A couple of days before Christmas, Sam Cossman balanced precariously on a rock face 800 feet above one of the world’s seven permanent lava lakes, in the Marum crater on Ambrym island, Vanuatu, in the South Pacific. Dark was falling, but the orange light from the 2,000-degree molten rock below lit up the crater around him like perpetual sunset. The ActSafe powered rope ascender that was supposed to lift him and his 70 pounds of gear back up to basecamp was leaking fuel. All he could do was hug tightly to the rock wall and wait for tools and a new tank of gas to be brought down to him. Then it began to rain.

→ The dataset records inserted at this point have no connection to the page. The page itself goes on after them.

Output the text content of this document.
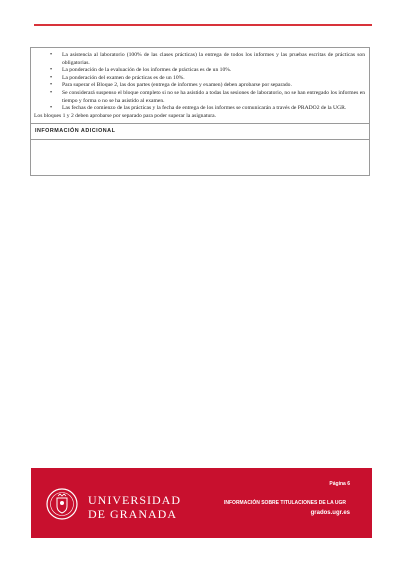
• La asistencia al laboratorio (100% de las clases prácticas) la entrega de todos los informes y las pruebas escritas de prácticas son obligatorias.
• La ponderación de la evaluación de los informes de prácticas es de un 10%.
• La ponderación del examen de prácticas es de un 10%.
• Para superar el Bloque 2, las dos partes (entrega de informes y examen) deben aprobarse por separado.
• Se considerará suspenso el bloque completo si no se ha asistido a todas las sesiones de laboratorio, no se han entregado los informes en tiempo y forma o no se ha asistido al examen.
• Las fechas de comienzo de las prácticas y la fecha de entrega de los informes se comunicarán a través de PRADO2 de la UGR.
Los bloques 1 y 2 deben aprobarse por separado para poder superar la asignatura.
INFORMACIÓN ADICIONAL
UNIVERSIDAD
DE GRANADA
Página 6
INFORMACIÓN SOBRE TITULACIONES DE LA UGR
grados.ugr.es
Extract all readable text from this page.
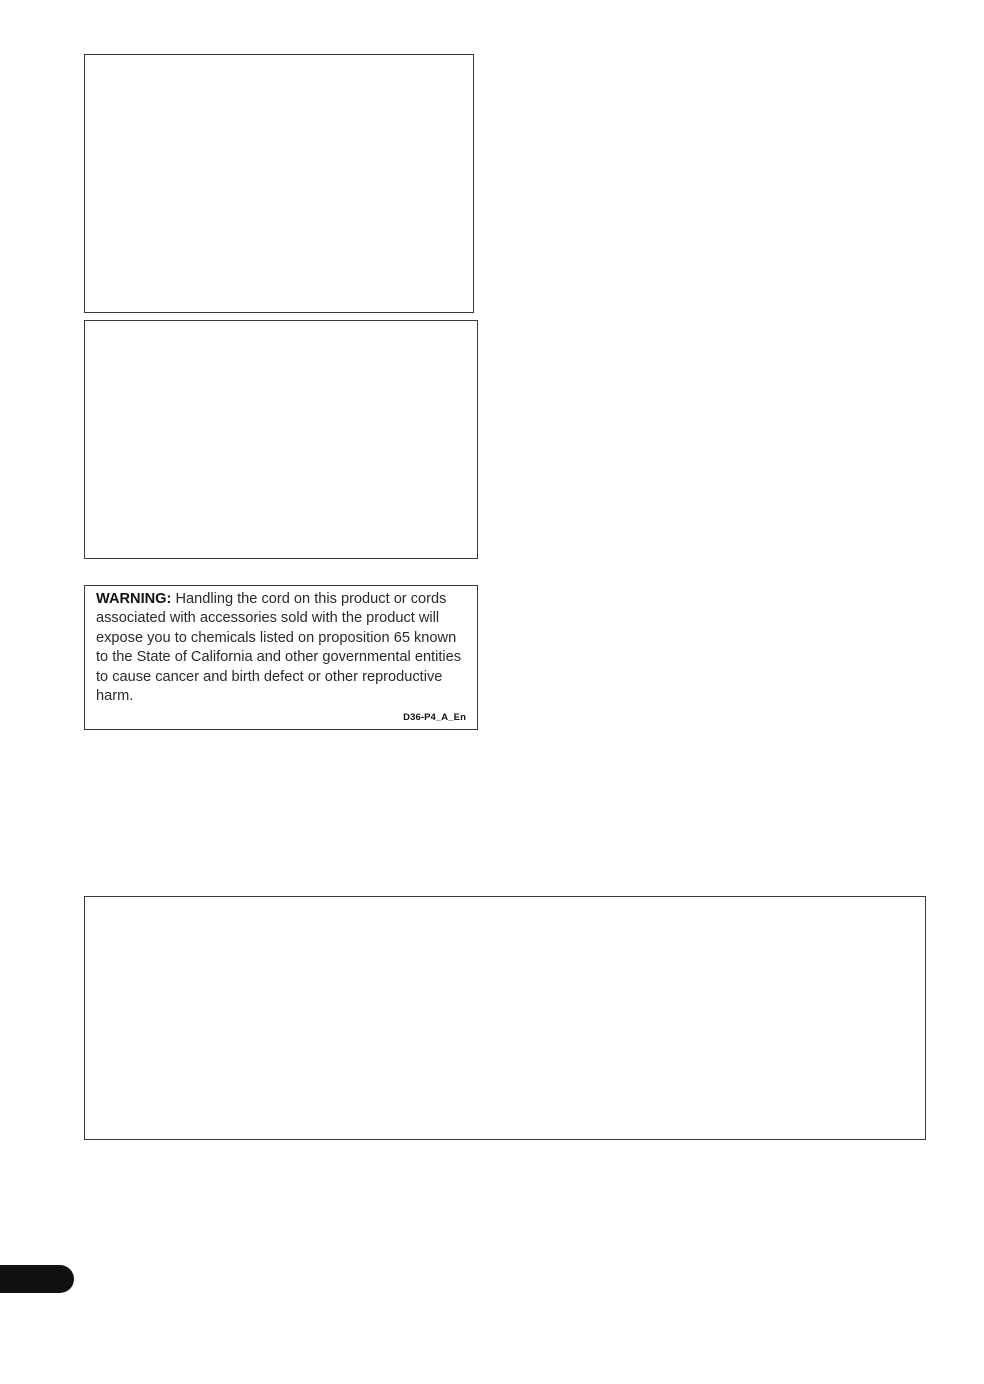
WARNING: Handling the cord on this product or cords associated with accessories sold with the product will expose you to chemicals listed on proposition 65 known to the State of California and other governmental entities to cause cancer and birth defect or other reproductive harm.
D36-P4_A_En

The sulfur dioxide in the air turned each falling drop into burning acid, and within moments the trickle of water down the rock face was replaced by a torrent. The ground above was mostly bare rock, so rainstorms quickly triggered flash flooding. As the water ran down the side of the crater it brought with it a hailstorm of loose rocks, before plunging into the lava below. When it hit the molten rock, thick, choking plumes of acidic steam rose back upwards.
Two days earlier, on his first descent of this expedition, Cossman had been hit hard by a falling rock. He’d lost his grip on the rope and been momentarily dazed, but luckily it had left no more than a painful bruise near his right collarbone. This time he might not be quite so fortunate. What the f— am I doing here? he thought.